The Report will be available in the public domain once it is tabled in the Parliament by the Union Government.
Centre releases Rs 2,200 cr for 42 cities for improving air quality; Greater Mumbai received highest
Based on the recommendations of XVFC, the central government on November 9, 2020 released Rs 2,200 crore as the first installment to 15 states for the improvement of air quality measures in their cities.

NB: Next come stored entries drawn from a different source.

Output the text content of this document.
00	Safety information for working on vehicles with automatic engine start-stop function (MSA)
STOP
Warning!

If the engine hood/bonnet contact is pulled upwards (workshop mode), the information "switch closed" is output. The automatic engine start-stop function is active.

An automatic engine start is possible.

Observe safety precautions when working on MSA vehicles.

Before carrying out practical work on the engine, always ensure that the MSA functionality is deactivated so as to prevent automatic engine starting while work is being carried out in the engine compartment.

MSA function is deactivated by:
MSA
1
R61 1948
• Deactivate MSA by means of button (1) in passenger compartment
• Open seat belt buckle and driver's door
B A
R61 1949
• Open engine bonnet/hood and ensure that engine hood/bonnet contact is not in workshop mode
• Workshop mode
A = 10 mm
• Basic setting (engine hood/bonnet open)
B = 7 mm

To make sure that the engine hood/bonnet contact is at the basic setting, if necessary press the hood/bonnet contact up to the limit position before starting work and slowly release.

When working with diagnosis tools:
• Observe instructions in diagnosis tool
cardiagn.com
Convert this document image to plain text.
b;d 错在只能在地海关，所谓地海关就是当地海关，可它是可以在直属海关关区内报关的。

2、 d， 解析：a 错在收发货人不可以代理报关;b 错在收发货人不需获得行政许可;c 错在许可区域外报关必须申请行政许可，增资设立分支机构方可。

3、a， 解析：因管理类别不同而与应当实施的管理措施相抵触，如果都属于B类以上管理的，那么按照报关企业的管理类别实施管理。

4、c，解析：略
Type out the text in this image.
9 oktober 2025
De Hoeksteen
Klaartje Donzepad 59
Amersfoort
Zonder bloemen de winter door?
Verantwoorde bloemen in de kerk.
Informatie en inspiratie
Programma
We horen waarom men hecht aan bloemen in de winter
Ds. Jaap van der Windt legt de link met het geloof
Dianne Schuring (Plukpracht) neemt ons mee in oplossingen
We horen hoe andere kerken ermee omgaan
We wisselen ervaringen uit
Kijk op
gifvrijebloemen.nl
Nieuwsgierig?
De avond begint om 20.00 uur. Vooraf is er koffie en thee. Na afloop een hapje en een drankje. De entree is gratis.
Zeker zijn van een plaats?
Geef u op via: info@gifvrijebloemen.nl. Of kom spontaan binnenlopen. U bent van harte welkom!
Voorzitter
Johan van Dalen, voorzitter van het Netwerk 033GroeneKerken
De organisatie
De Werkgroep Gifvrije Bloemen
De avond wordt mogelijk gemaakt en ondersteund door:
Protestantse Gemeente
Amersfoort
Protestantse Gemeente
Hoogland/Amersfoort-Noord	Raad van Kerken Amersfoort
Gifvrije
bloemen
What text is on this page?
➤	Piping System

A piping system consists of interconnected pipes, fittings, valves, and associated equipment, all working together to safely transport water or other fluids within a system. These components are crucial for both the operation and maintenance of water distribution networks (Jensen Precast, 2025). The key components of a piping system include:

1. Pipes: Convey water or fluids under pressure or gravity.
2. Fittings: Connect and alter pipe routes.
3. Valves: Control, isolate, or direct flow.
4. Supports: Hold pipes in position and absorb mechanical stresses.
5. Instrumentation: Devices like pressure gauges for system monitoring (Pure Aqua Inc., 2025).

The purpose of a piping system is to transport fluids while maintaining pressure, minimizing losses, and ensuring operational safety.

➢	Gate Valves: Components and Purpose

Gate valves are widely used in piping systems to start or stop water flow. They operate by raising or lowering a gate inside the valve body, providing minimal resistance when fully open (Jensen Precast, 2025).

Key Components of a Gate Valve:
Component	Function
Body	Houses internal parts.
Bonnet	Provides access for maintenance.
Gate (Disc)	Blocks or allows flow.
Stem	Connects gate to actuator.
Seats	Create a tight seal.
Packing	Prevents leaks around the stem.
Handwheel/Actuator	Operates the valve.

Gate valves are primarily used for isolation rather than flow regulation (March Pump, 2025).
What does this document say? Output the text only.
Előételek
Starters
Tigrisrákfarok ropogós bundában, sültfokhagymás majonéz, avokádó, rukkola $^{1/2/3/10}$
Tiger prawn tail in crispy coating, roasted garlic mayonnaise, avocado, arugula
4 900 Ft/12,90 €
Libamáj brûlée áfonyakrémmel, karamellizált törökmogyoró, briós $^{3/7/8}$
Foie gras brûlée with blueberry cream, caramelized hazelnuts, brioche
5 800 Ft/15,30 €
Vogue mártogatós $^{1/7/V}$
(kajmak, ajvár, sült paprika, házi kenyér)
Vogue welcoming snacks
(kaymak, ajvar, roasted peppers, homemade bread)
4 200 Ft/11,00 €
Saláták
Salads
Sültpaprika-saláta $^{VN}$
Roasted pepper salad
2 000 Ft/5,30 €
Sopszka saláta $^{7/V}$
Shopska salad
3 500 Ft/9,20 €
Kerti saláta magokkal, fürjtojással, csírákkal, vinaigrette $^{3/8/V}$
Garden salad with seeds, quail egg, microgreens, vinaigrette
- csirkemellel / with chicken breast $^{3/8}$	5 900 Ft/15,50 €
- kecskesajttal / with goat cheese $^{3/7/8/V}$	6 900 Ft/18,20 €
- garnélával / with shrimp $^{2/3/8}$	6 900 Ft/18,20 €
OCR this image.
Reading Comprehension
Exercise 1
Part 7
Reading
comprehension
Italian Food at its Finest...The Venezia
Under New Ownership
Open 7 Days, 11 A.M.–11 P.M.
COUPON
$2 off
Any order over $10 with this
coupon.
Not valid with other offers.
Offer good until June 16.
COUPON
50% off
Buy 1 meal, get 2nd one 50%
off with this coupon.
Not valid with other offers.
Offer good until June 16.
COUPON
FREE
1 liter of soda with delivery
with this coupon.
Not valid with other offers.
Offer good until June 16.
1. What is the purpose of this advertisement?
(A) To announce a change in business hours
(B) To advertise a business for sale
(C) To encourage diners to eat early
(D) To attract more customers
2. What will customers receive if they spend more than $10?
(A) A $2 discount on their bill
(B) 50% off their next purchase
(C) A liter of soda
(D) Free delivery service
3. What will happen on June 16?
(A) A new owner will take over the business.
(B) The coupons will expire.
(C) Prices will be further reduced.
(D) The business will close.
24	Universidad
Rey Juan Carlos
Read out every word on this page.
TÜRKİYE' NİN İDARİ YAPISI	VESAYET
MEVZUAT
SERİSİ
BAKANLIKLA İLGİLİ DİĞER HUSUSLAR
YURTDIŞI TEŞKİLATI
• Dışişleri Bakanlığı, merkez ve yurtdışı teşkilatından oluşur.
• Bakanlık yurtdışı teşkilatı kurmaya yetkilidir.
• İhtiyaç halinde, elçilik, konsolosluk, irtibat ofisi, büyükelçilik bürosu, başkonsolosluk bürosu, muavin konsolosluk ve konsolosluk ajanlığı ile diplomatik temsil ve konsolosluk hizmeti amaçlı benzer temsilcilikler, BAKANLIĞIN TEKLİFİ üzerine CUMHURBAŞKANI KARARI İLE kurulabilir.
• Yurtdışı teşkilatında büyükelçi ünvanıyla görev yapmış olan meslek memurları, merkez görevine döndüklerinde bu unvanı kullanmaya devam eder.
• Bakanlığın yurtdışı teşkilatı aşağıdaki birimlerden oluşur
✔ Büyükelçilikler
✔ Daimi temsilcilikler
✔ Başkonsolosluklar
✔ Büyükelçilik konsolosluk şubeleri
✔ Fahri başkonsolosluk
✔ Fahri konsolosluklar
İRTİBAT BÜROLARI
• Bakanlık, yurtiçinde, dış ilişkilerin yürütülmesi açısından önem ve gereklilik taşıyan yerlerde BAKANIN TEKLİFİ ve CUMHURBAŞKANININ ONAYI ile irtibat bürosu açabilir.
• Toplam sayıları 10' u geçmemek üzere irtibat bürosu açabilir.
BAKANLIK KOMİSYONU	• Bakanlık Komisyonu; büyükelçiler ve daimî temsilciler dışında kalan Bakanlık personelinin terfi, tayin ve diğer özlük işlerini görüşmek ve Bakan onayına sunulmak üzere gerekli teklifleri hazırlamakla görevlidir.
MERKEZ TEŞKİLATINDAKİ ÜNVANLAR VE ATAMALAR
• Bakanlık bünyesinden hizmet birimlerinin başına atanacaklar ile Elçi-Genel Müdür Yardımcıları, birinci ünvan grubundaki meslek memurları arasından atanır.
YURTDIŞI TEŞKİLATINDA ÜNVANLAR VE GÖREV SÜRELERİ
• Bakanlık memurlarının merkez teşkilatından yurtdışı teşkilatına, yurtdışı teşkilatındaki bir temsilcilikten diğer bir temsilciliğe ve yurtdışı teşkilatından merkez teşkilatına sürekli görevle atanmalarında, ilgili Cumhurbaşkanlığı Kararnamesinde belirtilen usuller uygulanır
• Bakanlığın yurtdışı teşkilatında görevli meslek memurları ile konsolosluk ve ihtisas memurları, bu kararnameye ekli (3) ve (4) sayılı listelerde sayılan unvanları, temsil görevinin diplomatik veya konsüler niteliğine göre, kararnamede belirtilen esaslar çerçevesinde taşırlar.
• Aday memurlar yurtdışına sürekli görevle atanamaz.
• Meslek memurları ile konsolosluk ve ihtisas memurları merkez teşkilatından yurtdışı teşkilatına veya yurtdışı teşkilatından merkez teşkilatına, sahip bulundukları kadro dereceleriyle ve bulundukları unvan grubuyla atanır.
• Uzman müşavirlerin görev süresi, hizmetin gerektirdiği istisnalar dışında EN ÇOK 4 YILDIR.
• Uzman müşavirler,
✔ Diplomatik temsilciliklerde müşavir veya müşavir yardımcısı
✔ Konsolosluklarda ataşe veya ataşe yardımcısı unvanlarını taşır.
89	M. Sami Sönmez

Under this, 42 cities will be covered with a population in excess of a million.
This grant will be used under the National Clean Air Programme (NCAP) to improve air quality in these cities.
- The states (State Finance Department) shall transfer grants-in-aid directly to all local bodies
- The local bodies in the list shall entrust one urban local body as a nodal entity to receive the grants.
- Greater Mumbai (Maharashtra) has received the highest share of funds, Rs 244 crore followed by Kolkata, West Bengal (Rs 192 crores), Bengaluru, Karnataka (Rs 139.5 crore) and Chennai, Tamil Nadu (Rs 90 crore).
Recent Related News:
- In a meeting with the 15th Finance Commission the Union Health Minister Harsh Vardhan highlighted that the government aims to gradually increase the public health expenditure to 2.5% of GDP by 2025.
- On 19th October 2020, Nand Kishore Singh released his autobiography titled “Portraits of Power: Half a Century of Being at Ringside”. The book is published by Rupa Publications India.
About Fifteenth Finance Commission (XVFC):
The Fifteenth Finance Commission was constituted by the President of India on November 27, 2017 in pursuance of clause (1) of Article 280 of the Constitution and Finance Commission (Miscellaneous Provisions) Act, 1951.
- The Constitution, through Articles 280 to 281, provides for finance commissions, set up every five years, as a mechanism to divide taxes and revenues vertically i.e. between the Centre and states, and horizontally, i.e. among all states, based on their levels of development, prosperity and regional needs.